4. После окончания погребения оставаться еще 3—4 часа неподалеку и наблюдать за могилой.

Заявляю, что я выполнил это поручение без каких-либо осложнений. Никто не попытался открыть гроб. Впрочем, он был прочно забит гвоздями. Спуск гроба в могилу был произведен членами семьи в указанное время. Никто не произносил речей: при погребение присутствовало всего несколько человек.

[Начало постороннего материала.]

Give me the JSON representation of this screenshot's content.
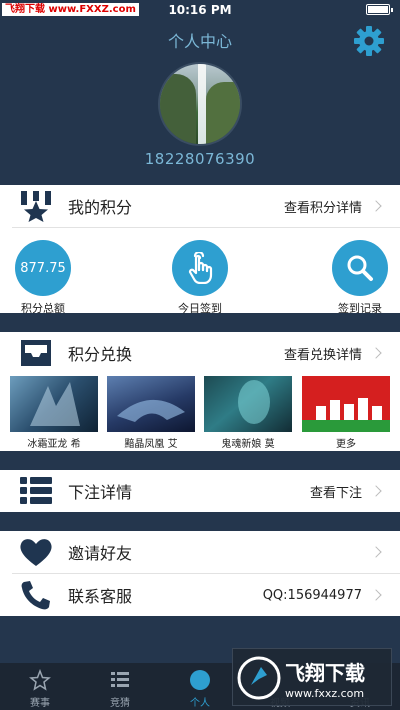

После похорон, как было приказано, я оставался на месте. Присутствовавшие на погребении ушли. Семья тоже. Примерно в половине шестого появилась женщина в траурном платье с большим букетом красных гвоздик. Я спрятался за могильный памятник, чтобы не быть замеченным. Я видел, как она рассыпала цветы на могиле. Долго стояла у креста и плакала. Не знаю, кто была эта женщина, но, когда она подняла вуаль, я увидел, что она очень красива. Больше по делу Кодруца Ангелини мне добавить нечего. В чем и подписываюсь.

Ницэ Марин.

На вопрос «Не показалось ли вам, что гроб подозрительно легкий?» отвечаю: ничего подозрительного я не заметил.

12 июля 1964 года

Ницэ Марин.

Заявление

Я, нижеподписавшийся Петреску Тудор, пенсионер, в возрасте 82 лет, проживающий в Бухаресте, по улице Брадулуй, 175, в связи с процессом шпиона Ангелини Кодруца заявляю следующее.

Я стар, болен и ничего не помню. Помню одно: я взял на квартире шпиона фотографию актрисы Нормы Тейлор, которую храню до сего времени. Я не помню имени адвоката, который присутствовал вместе с матерью шпиона при конфискации его имущества, как то было определено судебным решением.

11 июля 1964 года

Петреску Тудор.

АДВОКАТ

1

Осенью 1939 года молодой адвокат Маноле Брашовяну, женившись, получил во владение виллу в фешенебельном квартале Котрочень. Там при помощи щедрого тестя, крупного торговца деликатесами, он открыл свою контору и вскоре приобрел значительную известность.

Он начал с судебного процесса, который в свое время наделал много шума: жена видного правительственного чиновника в момент депрессии застрелила любовника, молодого кавалерийского офицера, в то время, когда он выходил из ресторана «Капша». Конечно, разразился громкий скандал, который усиленно подогревался падкими на сенсации газетами «Темпо» и «Крединца». В результате муж, Пан Малтопол, был вынужден подать в отставку и покинул высокий правительственный пост. Однако он не бросил жену, доставившую ему множество хлопот. К удивлению столичной коллегии адвокатов, муж не прибег к услугам знаменитого адвоката Истрате Мическу, не попросил он помощи у журналиста Ионела Теодоряну, а воспользовался услугами никому не известного юриста, молодого адвоката Маноле Брашовяну.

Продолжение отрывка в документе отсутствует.